Researchers at Binghamton University are using an open-source graphics processor unit (GPU) to push the devices' performance and application.
Binghamton University computer science assistant professor Timothy Miller, assistant professor Aaron Carpenter, and graduate student Philip Dexterm, along with co-author Jeff Bush, have developed Nyami, a synthesizable GPU architectural model for general-purpose and graphics-specific workloads. This marks the first time a team has taken an open-source GPU design and run a series of experiments on it to see how different hardware and software configurations would affect the circuit's performance.
According to Miller, the results will help other scientists make their own GPUs and push computing power to the next level.
The research is described in "Nyami: A Synthesizable GPU Architectural Model for General-Purpose and Graphics-Specific Workloads," presented at the 2015 IEEE International Symposium on Performance Analysis of Systems and Software.

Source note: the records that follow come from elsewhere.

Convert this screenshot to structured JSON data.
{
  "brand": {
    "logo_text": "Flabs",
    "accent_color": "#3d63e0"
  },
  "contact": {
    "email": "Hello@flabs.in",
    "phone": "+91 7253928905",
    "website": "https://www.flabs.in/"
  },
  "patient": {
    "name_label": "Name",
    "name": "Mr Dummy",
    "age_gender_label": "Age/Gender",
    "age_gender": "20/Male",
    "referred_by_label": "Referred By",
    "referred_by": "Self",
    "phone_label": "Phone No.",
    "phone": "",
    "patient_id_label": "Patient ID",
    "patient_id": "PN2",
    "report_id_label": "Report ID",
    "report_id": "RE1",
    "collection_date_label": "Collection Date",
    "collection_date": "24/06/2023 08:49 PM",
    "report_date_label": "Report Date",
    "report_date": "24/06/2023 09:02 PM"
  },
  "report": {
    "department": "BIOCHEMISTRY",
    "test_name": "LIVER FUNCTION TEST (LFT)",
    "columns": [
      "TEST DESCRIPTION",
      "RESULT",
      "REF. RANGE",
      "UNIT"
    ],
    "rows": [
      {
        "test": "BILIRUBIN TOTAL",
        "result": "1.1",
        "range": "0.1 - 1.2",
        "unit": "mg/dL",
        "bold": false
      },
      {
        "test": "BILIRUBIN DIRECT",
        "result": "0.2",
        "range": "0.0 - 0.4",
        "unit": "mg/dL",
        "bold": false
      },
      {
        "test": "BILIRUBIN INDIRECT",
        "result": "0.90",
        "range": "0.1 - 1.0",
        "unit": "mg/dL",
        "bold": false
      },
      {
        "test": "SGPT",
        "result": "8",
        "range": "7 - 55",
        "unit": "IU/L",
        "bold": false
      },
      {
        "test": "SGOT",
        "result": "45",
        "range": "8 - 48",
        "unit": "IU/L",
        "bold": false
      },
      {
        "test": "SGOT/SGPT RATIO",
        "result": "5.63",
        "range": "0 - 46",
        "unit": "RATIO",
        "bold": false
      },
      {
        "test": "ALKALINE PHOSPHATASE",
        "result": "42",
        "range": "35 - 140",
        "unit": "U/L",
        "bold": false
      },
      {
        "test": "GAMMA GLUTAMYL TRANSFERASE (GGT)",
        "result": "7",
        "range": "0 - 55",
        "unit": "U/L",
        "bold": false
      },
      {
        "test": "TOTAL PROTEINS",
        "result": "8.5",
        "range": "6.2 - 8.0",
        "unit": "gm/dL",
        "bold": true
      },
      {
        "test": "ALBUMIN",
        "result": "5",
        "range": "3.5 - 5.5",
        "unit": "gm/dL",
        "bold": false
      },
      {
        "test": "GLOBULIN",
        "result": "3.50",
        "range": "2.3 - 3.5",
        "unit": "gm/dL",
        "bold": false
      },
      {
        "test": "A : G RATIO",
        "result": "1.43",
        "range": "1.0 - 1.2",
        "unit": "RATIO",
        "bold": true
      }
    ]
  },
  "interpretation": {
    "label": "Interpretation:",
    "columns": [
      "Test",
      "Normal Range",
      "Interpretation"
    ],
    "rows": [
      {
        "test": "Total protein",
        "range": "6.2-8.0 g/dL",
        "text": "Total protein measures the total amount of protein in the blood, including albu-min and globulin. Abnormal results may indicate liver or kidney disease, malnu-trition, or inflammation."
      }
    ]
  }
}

"As a researcher, it's important to have tools for realistically evaluating new ideas that may improve performance, energy efficiency, or other challenges in processor architecture," Miller says. "While simulators may take shortcuts, an actual synthesizable open source processor can't cut any corners, so we can say that any experimental results we get are especially reliable."

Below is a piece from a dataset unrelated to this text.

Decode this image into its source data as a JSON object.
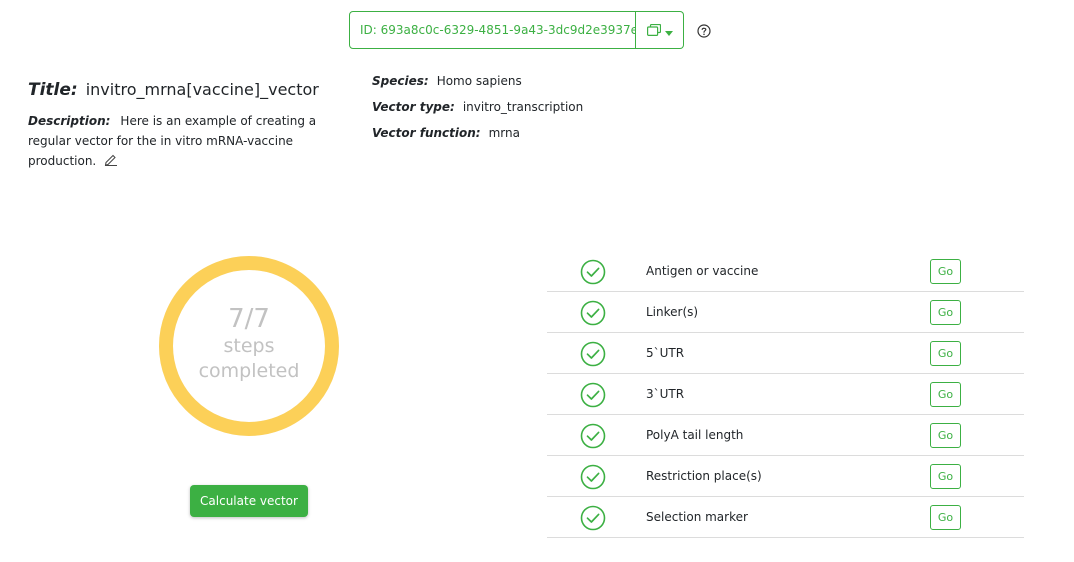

GPUs have existed for about 40 years and are typically found on commercial video or graphics cards inside of a computer or gaming console. The specialized circuits have computing power designed to make images appear smoother and more vibrant on a screen. There has recently been a movement to see if the chip can be applied to non-graphical computations such as algorithms processing large chunks of data.
"We weren't necessarily looking for novelty in the results, so much as we wanted to create a new tool and then show how it could be used," says Carpenter. "I hope people experiment more effectively on GPUs, as both hobbyists and researchers, creating a more efficient design for future GPUs."
The open-source GPU that the Binghamton team used for their research was the first of its kind. Although thousands of GPUs are produced each year commercially, this is the first that can be modified by enthusiasts and researchers to get a sense of how changes may affect mainstream chips. Bush, the director of software engineering at Roku, was the lead author on the paper.
"It was bad for the open-source community that GPU manufacturers had all decided to keep their chip specifications secret. That prevented open source developers from writing software that could utilize that hardware," Miller says. Miller began working on similar projects in 2004, while Bush started working on Nyami in 2010. "This makes it easier for other researchers to conduct experiments of their own, because they don't have to reinvent the wheel. With contributions from the 'open hardware' community, we can incorporate more creative ideas and produce an increasingly better tool."
The ramifications of the findings could make processors easier for researchers to work with and explore different design tradeoffs. Dexter, Miller, Carpenter, and Bush have paved a new road that could lead to discoveries affecting everything from space travel to heart surgery.
"I've got a list of paper research ideas we can explore using Nyuzi [the chip has since been renamed], focusing on various performance bottlenecks," Miller says. "The idea is to look for things that make Nyuzi inefficient compared to other GPUs and address those as research problems. We can also use Nyuzi as a platform for conducting research that isn't GPU-specific, like energy efficiency and reliability."